The advisor is guilty.
Do you ever find yourself falling into any of these habits? (source: listening.og)
- Interrupting the speaker.
- Not looking at the speaker.
- Rushing the speaker and making him feel that he’s wasting the listener’s time.
- Showing interest in something other than the conversation.
- Getting ahead of the speaker and finishing her thoughts.
- Not responding to the speaker’s requests.
- Saying, “Yes, but . . .,” as if the listener has made up his mind.
- Topping the speaker’s story with “That reminds me. . .” or “That’s nothing, let me tell you about. . .”
- Forgetting what was talked about previously.
- Asking too many questions about details.
Real listening takes dedicated energy and effort.
And it’s something you need to work on – diligently.

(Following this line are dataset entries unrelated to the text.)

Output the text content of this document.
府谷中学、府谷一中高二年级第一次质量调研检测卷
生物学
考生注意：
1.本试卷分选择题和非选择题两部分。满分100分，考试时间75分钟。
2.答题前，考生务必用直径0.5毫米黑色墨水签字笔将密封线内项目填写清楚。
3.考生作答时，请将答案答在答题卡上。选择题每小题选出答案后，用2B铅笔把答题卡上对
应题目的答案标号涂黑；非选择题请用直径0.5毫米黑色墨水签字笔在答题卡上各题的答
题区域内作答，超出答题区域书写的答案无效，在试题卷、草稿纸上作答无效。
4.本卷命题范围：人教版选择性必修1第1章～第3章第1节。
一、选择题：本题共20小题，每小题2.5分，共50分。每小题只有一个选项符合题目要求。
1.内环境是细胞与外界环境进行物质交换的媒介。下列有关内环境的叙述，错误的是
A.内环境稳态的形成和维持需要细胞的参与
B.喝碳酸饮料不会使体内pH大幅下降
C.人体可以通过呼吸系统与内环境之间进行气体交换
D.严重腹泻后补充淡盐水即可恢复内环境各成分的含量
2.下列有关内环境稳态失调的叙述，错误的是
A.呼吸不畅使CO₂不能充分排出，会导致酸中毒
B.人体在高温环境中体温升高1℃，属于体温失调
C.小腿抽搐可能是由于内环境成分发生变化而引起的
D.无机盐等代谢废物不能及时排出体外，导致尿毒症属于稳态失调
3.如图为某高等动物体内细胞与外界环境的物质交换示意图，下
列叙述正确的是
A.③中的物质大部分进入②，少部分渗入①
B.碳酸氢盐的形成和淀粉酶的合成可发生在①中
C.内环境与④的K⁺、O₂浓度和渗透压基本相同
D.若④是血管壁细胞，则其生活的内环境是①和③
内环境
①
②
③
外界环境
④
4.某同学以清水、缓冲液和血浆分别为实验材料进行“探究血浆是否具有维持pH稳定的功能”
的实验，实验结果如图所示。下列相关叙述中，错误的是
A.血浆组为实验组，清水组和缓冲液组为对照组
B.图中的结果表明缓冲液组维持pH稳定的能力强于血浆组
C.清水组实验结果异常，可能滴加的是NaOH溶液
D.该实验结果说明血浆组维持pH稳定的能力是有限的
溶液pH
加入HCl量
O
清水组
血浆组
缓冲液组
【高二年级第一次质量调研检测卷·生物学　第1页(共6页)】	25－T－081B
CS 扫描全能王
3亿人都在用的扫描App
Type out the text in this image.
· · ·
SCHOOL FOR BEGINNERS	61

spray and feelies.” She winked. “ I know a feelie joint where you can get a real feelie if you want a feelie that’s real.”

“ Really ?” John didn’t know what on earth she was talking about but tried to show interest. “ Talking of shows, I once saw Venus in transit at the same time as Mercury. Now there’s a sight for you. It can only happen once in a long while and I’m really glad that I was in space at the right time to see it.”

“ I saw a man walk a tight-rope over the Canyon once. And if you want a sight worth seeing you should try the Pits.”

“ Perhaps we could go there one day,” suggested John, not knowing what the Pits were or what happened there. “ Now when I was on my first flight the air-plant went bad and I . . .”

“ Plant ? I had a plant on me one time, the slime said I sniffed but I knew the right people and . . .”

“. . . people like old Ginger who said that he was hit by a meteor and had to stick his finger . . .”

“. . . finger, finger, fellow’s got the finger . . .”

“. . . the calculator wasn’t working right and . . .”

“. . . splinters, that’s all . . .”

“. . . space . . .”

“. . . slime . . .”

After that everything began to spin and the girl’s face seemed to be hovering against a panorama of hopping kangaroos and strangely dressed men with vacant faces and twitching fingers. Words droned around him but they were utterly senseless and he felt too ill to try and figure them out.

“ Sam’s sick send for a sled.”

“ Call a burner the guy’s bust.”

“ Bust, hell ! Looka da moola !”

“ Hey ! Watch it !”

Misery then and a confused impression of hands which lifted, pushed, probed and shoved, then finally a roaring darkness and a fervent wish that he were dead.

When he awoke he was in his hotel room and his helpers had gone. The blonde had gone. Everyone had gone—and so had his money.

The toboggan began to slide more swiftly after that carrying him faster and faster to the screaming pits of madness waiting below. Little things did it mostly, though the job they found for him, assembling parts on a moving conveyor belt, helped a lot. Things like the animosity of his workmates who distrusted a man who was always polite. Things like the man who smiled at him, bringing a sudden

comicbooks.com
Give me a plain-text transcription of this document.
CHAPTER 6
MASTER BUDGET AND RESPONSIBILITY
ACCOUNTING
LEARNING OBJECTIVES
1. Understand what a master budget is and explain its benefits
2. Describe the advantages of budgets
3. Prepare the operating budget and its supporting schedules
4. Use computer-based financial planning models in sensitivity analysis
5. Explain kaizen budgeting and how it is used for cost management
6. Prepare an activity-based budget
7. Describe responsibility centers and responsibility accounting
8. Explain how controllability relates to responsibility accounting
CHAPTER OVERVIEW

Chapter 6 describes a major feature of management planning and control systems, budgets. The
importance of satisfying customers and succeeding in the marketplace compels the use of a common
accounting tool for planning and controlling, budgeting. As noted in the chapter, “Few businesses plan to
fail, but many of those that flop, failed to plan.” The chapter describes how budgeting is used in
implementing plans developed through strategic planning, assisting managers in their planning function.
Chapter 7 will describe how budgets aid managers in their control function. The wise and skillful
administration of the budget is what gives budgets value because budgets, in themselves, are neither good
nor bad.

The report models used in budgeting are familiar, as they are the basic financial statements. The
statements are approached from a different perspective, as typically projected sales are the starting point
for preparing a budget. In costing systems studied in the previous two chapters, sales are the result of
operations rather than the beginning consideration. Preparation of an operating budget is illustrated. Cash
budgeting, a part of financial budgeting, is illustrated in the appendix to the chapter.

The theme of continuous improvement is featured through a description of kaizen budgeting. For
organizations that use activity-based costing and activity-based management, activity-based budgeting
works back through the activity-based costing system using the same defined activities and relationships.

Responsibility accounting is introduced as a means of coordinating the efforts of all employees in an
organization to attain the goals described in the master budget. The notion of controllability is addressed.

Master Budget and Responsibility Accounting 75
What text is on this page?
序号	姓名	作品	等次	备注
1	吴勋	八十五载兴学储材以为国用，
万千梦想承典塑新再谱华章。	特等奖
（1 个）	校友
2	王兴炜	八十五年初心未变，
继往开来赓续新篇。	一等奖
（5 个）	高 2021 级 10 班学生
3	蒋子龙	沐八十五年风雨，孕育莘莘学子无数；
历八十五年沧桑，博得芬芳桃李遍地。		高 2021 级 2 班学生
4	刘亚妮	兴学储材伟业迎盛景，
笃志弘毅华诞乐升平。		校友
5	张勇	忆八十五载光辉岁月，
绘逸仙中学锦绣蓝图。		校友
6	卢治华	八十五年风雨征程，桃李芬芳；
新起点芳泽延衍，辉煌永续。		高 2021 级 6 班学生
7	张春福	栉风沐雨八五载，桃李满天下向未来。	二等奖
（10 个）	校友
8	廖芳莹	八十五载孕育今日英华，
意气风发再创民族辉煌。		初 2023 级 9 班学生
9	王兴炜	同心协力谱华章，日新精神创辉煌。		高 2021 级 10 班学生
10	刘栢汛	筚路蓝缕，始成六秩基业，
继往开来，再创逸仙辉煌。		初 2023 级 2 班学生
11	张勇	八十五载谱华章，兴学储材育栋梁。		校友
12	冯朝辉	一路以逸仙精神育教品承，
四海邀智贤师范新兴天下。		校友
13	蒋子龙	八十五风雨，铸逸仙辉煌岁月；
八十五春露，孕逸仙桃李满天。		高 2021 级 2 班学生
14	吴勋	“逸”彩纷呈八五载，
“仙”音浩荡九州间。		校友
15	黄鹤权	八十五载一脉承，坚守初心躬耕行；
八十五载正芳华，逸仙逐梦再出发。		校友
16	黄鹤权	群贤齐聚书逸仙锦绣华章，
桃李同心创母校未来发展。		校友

Try this: (source: listening.og)
- Give good attention to the speaker by looking the speaker in the eye.
- Paraphrase the speaker to ensure understanding of the speaker’s message.
- Ask clarifying questions.
- Relate accurate information back to the advisor, which shows that you’re listening to and remembering what they had said.
- Listen with an open mind by not becoming emotional or defensive.
“Goes from office to office throwing up the same story” – We interviewed COIs for an article in I Carry The Bag® magazine and a Merrill Lynch complex manager had the same complaint.
He offered that:
- wholesalers need to work hard to stay original and fresh
- with great wholesalers you can’t tell the size of their territory [because their stories and attitudes never give away the fact that this might be the 100th time this month they’ve pitched the concept/idea].
That means that they are not sitting down and spewing a canned story that they have repeated 100 times.
Crafting your story takes work.
Reinventing it take more work.
Work that the average wholesaler doesn’t wish to do.
The one sentence in the advisor’s comments that leaps off the page is:
There is enough of this going on out there to where you really appreciate an experienced wholesaler who is dedicated to his or her craft.
The door is wide open for the diligent, dependable, intelligent, interpretive, thoughtful, and creative [here are 34 more adjectives] wholesaler.
The rest will continue to bob aimlessly in the great sea of sameness.